Some years ago (as I recall, autumn 2006), David Berlinski and I were invited by the debating society at Trinity College Dublin to speak about intelligent design and evolution. It was a raucous event: the students were interested mainly in rhetorical grandstanding and display, although (I hope) some truth was conveyed. There was much tradition and ceremony (signing of official registers, etc.).
“A Polarizing Figure”
However, Berlinski and I could easily have been “disinvited,” or to use the current parlance, canceled. Richard Dawkins has just suffered that fate, with his invitation to Trinity College Dublin rescinded. From The College Fix:
Who knew evolutionary biologist Richard Dawkins was a polarizing figure?
Apparently not Trinity College Dublin’s College Historical Society, which proclaims itself “the world’s oldest undergraduate society” and “the model for debating societies” at Oxford, Cambridge and Yale.
Student newspaper University Times reports that the society’s auditor, Brid O’Donnell, announced on her personal Instagram page that “The Hist” was disinviting the militant atheist and famed author of “The Selfish Gene” because “we value our members comfort [sic] above all else.”

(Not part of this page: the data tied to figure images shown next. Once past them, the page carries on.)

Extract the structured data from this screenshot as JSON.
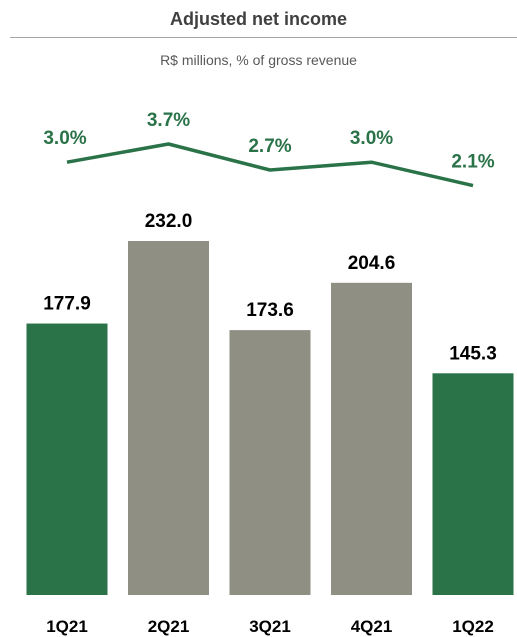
{
  "chart_data": {
    "type": "bar",
    "title": "Adjusted net income",
    "subtitle": "R$ millions, % of gross revenue",
    "categories": [
      "1Q21",
      "2Q21",
      "3Q21",
      "4Q21",
      "1Q22"
    ],
    "series": [
      {
        "type": "bar",
        "values": [
          177.9,
          232.0,
          173.6,
          204.6,
          145.3
        ],
        "labels": [
          "177.9",
          "232.0",
          "173.6",
          "204.6",
          "145.3"
        ],
        "colors": [
          "#2a7248",
          "#8f8f84",
          "#8f8f84",
          "#8f8f84",
          "#2a7248"
        ]
      },
      {
        "type": "line",
        "values": [
          3.0,
          3.7,
          2.7,
          3.0,
          2.1
        ],
        "labels": [
          "3.0%",
          "3.7%",
          "2.7%",
          "3.0%",
          "2.1%"
        ],
        "color": "#2a7248"
      }
    ],
    "xlabel": "",
    "ylabel": "",
    "grid": false,
    "legend": "none",
    "colors": {
      "highlight": "#2a7248",
      "neutral": "#8f8f84",
      "value_label": "#000000",
      "axis": "#595959"
    }
  }
}
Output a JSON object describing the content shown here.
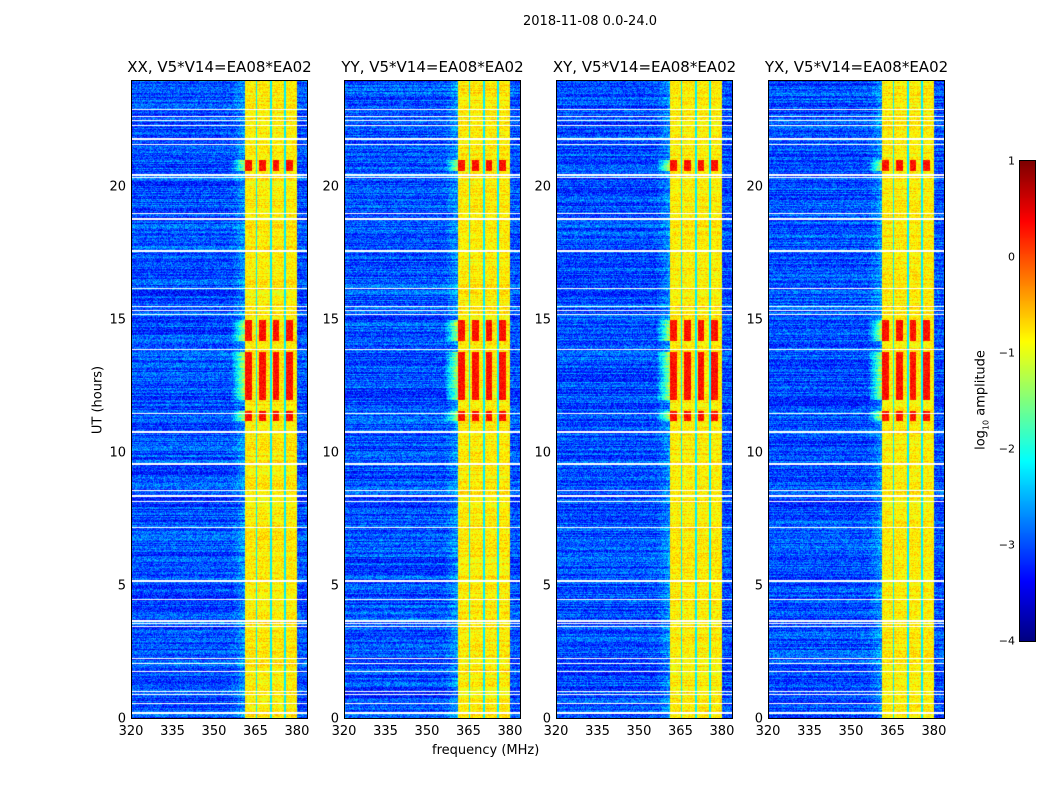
{
  "chart_data": {
    "type": "heatmap",
    "title": "2018-11-08 0.0-24.0",
    "xlabel": "frequency (MHz)",
    "ylabel": "UT (hours)",
    "xlim": [
      320,
      384
    ],
    "ylim": [
      0,
      24
    ],
    "xticks": [
      "320",
      "335",
      "350",
      "365",
      "380"
    ],
    "xtick_values": [
      320,
      335,
      350,
      365,
      380
    ],
    "yticks": [
      "0",
      "5",
      "10",
      "15",
      "20"
    ],
    "ytick_values": [
      0,
      5,
      10,
      15,
      20
    ],
    "panels": [
      {
        "title": "XX, V5*V14=EA08*EA02"
      },
      {
        "title": "YY, V5*V14=EA08*EA02"
      },
      {
        "title": "XY, V5*V14=EA08*EA02"
      },
      {
        "title": "YX, V5*V14=EA08*EA02"
      }
    ],
    "colorbar": {
      "label": "log10 amplitude",
      "label_main": "log",
      "label_sub": "10",
      "label_rest": " amplitude",
      "range": [
        -4,
        1
      ],
      "ticks": [
        "−4",
        "−3",
        "−2",
        "−1",
        "0",
        "1"
      ],
      "tick_values": [
        -4,
        -3,
        -2,
        -1,
        0,
        1
      ],
      "colormap": "jet"
    },
    "features": {
      "background_level": -3,
      "rfi_band_mhz": [
        361,
        380
      ],
      "rfi_band_level": -0.8,
      "strong_rfi_hours": [
        [
          11.2,
          11.6
        ],
        [
          12.0,
          13.8
        ],
        [
          14.2,
          15.0
        ],
        [
          20.6,
          21.0
        ]
      ],
      "strong_rfi_level": 0.3,
      "flagged_hours": [
        0.25,
        0.6,
        0.95,
        1.05,
        1.8,
        2.1,
        2.3,
        3.5,
        3.6,
        3.7,
        4.5,
        5.2,
        7.2,
        8.2,
        8.4,
        8.6,
        9.6,
        10.8,
        11.5,
        13.9,
        15.2,
        15.35,
        15.5,
        16.2,
        17.6,
        18.8,
        19.0,
        20.35,
        20.45,
        21.6,
        21.8,
        22.3,
        22.5,
        22.65,
        22.9
      ]
    }
  }
}
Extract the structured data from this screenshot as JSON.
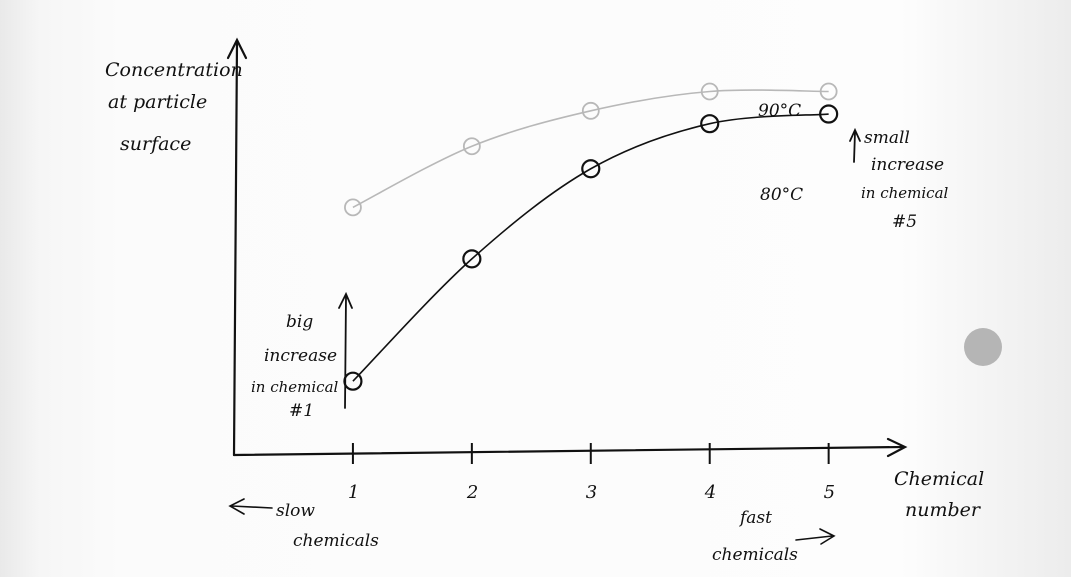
{
  "chart_data": {
    "type": "line",
    "x": [
      1,
      2,
      3,
      4,
      5
    ],
    "categories": [
      "1",
      "2",
      "3",
      "4",
      "5"
    ],
    "series": [
      {
        "name": "90°C",
        "values": [
          6.4,
          8.3,
          9.4,
          10.0,
          10.0
        ],
        "color": "#b8b8b8",
        "label_color": "#dda79a"
      },
      {
        "name": "80°C",
        "values": [
          1.0,
          4.8,
          7.6,
          9.0,
          9.3
        ],
        "color": "#111111",
        "label_color": "#111111"
      }
    ],
    "title": "",
    "ylabel": [
      "Concentration",
      "at particle",
      "surface"
    ],
    "xlabel": [
      "Chemical",
      "number"
    ],
    "xlim": [
      0,
      5.6
    ],
    "ylim": [
      -1.2,
      11.6
    ],
    "grid": false,
    "annotations": {
      "big_increase": [
        "big",
        "increase",
        "in chemical",
        "#1"
      ],
      "small_increase": [
        "small",
        "increase",
        "in chemical",
        "#5"
      ],
      "slow": [
        "slow",
        "chemicals"
      ],
      "fast": [
        "fast",
        "chemicals"
      ]
    }
  },
  "ui": {
    "scroll_indicator_color": "#b5b5b5"
  }
}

She did not know about his “opinions on Islam and sexual assault until this evening,” O’Donnell reportedly wrote Sunday…
I think Dawkins is wrong about a great many things, but cancel culture destroys truth-seeking. So I signed this open petition.
No Longer Entertained
Here is a true story about Dawkins and me. This goes way back, to 1987, when I was a second-year graduate student, and The Blind Watchmaker (TBW) had just been published in the United States. I wrote to philosopher Michael Ruse, whom I knew personally (we had just debated at Duquesne University in Pittsburgh, at a forum sponsored by the American Jewish Committee) in his capacity as editor of the journal Biology and Philosophy, to ask if I could submit an essay review about TBW.

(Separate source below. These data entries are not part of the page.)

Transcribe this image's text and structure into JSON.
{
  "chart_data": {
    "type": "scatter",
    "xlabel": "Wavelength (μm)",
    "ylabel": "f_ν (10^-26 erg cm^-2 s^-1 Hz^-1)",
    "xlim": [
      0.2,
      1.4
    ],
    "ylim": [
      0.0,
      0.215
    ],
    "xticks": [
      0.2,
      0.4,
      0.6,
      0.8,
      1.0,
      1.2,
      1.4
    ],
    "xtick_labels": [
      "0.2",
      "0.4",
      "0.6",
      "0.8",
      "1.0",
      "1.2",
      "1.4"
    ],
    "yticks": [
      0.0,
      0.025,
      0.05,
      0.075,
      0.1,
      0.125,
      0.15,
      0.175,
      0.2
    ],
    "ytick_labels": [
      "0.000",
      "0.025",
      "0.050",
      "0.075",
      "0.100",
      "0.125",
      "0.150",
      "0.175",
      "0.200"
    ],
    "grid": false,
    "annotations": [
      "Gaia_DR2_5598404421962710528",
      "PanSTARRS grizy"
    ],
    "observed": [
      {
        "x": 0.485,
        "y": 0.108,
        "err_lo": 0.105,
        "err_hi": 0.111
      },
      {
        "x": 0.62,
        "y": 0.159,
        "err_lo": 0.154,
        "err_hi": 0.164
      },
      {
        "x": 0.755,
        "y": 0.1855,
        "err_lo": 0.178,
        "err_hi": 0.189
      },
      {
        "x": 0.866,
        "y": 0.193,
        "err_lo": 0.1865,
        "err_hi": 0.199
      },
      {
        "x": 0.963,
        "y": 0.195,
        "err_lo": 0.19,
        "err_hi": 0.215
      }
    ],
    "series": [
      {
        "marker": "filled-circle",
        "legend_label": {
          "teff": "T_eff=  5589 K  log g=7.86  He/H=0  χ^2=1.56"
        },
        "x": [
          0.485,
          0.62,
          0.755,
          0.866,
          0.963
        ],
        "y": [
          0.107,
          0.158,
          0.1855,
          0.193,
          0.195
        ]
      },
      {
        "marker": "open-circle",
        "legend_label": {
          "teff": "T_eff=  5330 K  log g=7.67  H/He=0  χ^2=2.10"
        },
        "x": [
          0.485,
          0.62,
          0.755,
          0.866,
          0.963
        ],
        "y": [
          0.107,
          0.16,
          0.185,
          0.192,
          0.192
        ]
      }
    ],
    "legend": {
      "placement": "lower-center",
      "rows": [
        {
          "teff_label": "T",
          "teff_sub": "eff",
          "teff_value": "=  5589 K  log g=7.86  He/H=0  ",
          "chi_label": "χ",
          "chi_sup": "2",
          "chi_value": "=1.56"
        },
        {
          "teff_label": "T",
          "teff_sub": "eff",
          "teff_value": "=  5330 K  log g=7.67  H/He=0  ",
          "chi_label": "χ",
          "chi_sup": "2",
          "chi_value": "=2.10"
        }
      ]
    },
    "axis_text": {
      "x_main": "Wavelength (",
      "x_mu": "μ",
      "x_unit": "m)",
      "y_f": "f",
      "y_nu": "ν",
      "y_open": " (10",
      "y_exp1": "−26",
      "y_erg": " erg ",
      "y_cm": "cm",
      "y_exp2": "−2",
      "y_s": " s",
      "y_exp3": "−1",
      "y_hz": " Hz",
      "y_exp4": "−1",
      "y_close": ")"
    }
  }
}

Ruse wrote back to say that TBW had already been assigned to someone else — but would I like to submit an article defending ID? He explained that he had cleared this offer with his associate editors, in particular, with Dawkins, and that Dawkins was strongly in favor of giving me a hearing in the journal.
Alas, their generous offer was so momentous and unexpected that I ended up paralyzed with writer’s block and uncertainty, and never submitted anything. Over the next decade (’87-’97), Ruse and I became much closer friends, the ID debate exploded with the publication of Darwin on Trial (1991), and you know the rest of the story.
In 1987, a harmless graduate student who wanted to take on the dreadful giant neo-Darwinism might be an entertaining spectacle. Nowadays, the Journal of Theoretical Biology finds itself attaching a confused disclaimer to an ID article, because no one in mainstream evolutionary theory is entertained any more. They’re angry and frightened about ID.